Design and experiment of a high-static–low-dynamic stiffness isolator using a negative stiffness magnetic spring

Abstract

To improve the vibration isolation performance under low frequency excitation, a negative stiffness magnetic spring (NSMS) is employed to reduce the resonance frequency of the linear isolator. The NSMS comprising a pair of coaxial ring permanent magnets is installed in parallel with the mechanical spring to counteract its positive stiffness. The major feature of the isolator is that it has high static low dynamic stiffness (HSLDS). In this paper, the model of the HSLDS isolator and the NSMS is analyzed firstly; and the magnetic force and stiffness exerted between the inner magnet and the outer magnet is then calculated based on the Amperian current model.
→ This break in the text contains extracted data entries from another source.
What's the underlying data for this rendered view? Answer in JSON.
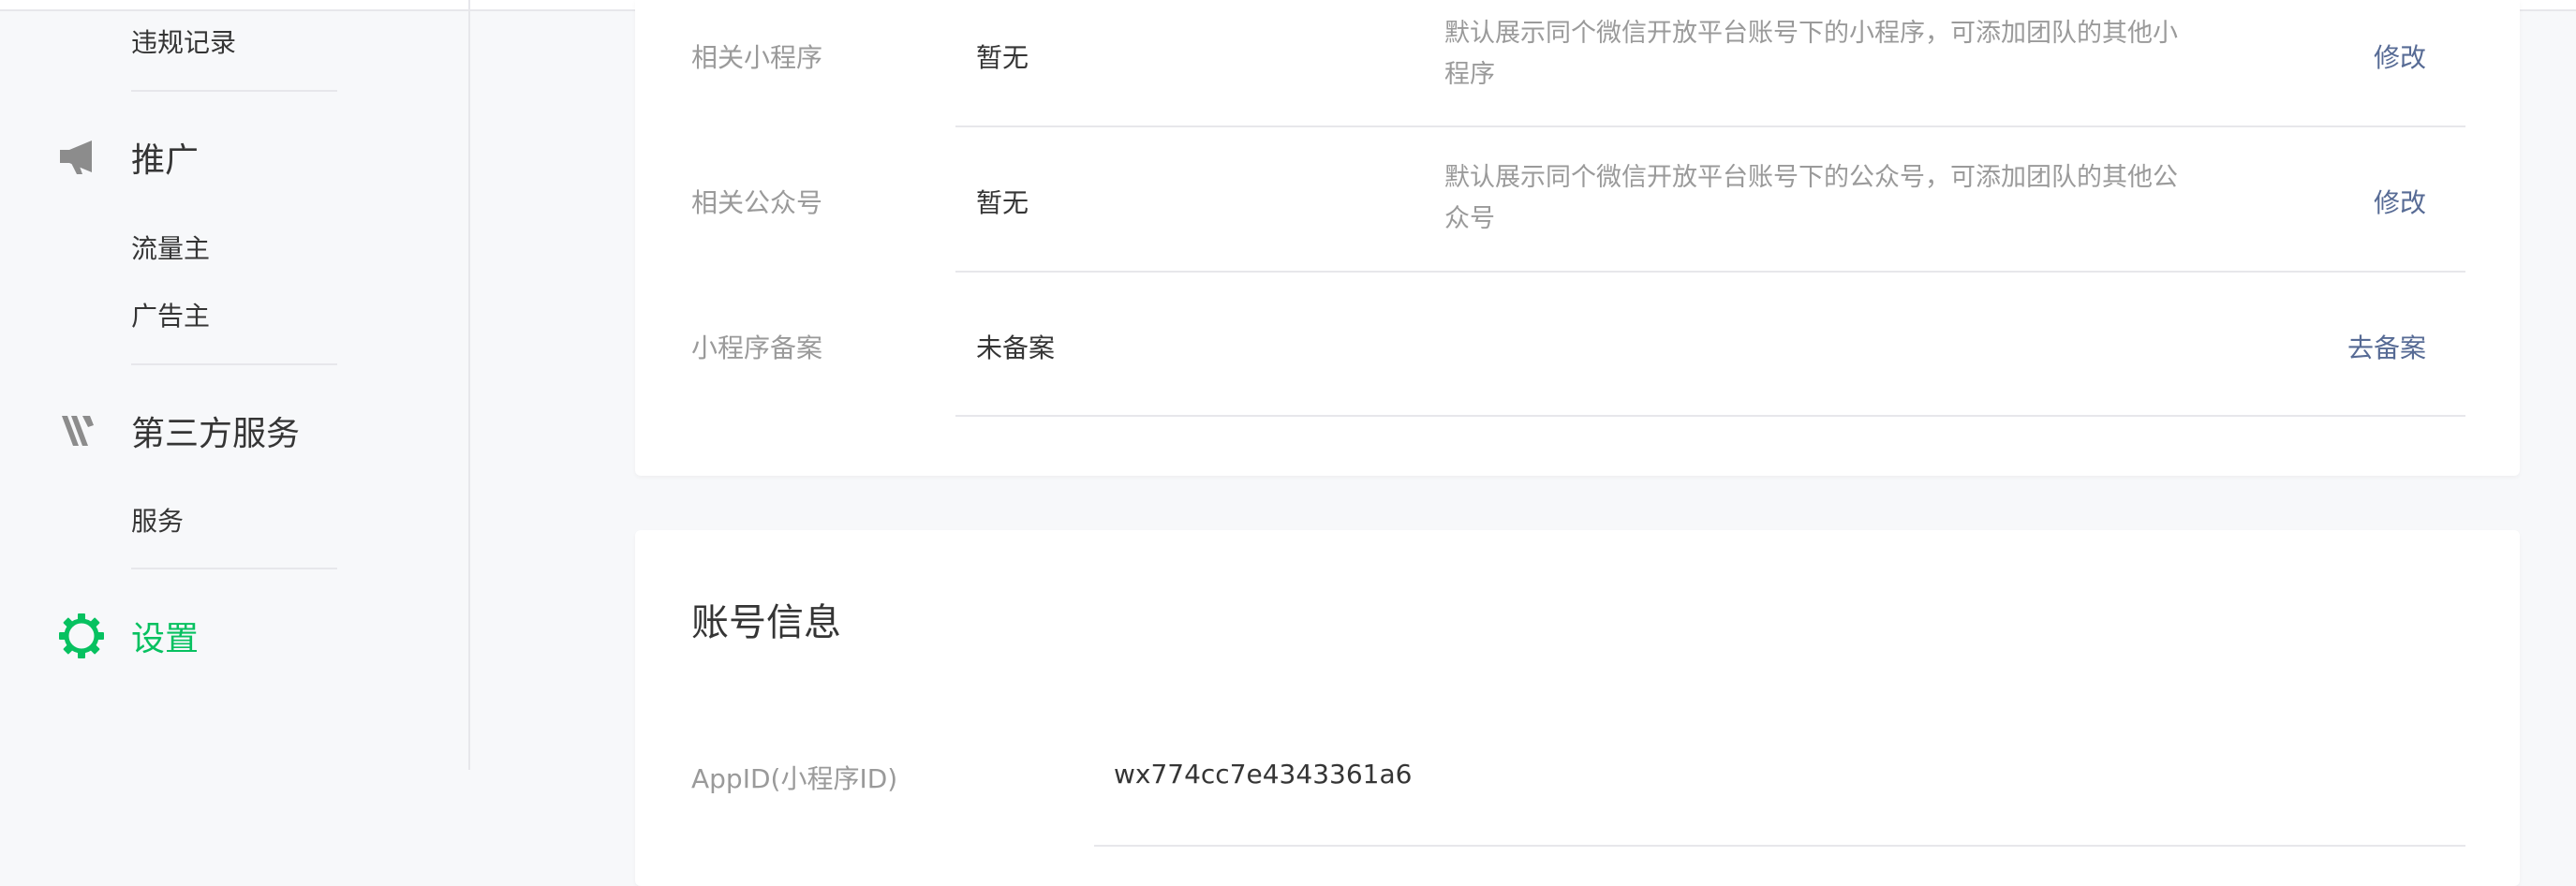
{
  "sidebar": {
    "violations_label": "违规记录",
    "promotion": {
      "label": "推广",
      "icon": "megaphone-icon",
      "items": [
        "流量主",
        "广告主"
      ]
    },
    "third_party": {
      "label": "第三方服务",
      "icon": "third-party-icon",
      "items": [
        "服务"
      ]
    },
    "settings": {
      "label": "设置",
      "icon": "gear-icon",
      "active_color": "#07c160"
    }
  },
  "related": {
    "rows": [
      {
        "label": "相关小程序",
        "value": "暂无",
        "desc_line1": "默认展示同个微信开放平台账号下的小程序，可添加团队的其他小",
        "desc_line2": "程序",
        "action": "修改"
      },
      {
        "label": "相关公众号",
        "value": "暂无",
        "desc_line1": "默认展示同个微信开放平台账号下的公众号，可添加团队的其他公",
        "desc_line2": "众号",
        "action": "修改"
      },
      {
        "label": "小程序备案",
        "value": "未备案",
        "desc_line1": "",
        "desc_line2": "",
        "action": "去备案"
      }
    ]
  },
  "account": {
    "title": "账号信息",
    "appid_label": "AppID(小程序ID)",
    "appid_value": "wx774cc7e4343361a6"
  },
  "colors": {
    "link": "#576b95",
    "accent": "#07c160",
    "muted_text": "#9a9a9a"
  }
}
After analyzing the effect of the geometric parameters of the magnets on the stiffness characteristic of the NSMS, a designing procedure for the NSMS is proposed. Then the nonlinear dynamic equation of the isolator is established and numerical simulation is performed to obtain the transmissibility. Finally, the detailed design of the HSLDS isolator is given and an experimental setup is proposed. The experimental results demonstrate that the NSMS can reduce the resonance frequency of the isolator indeed; and the isolation performance of the proposed isolator is improved accordingly.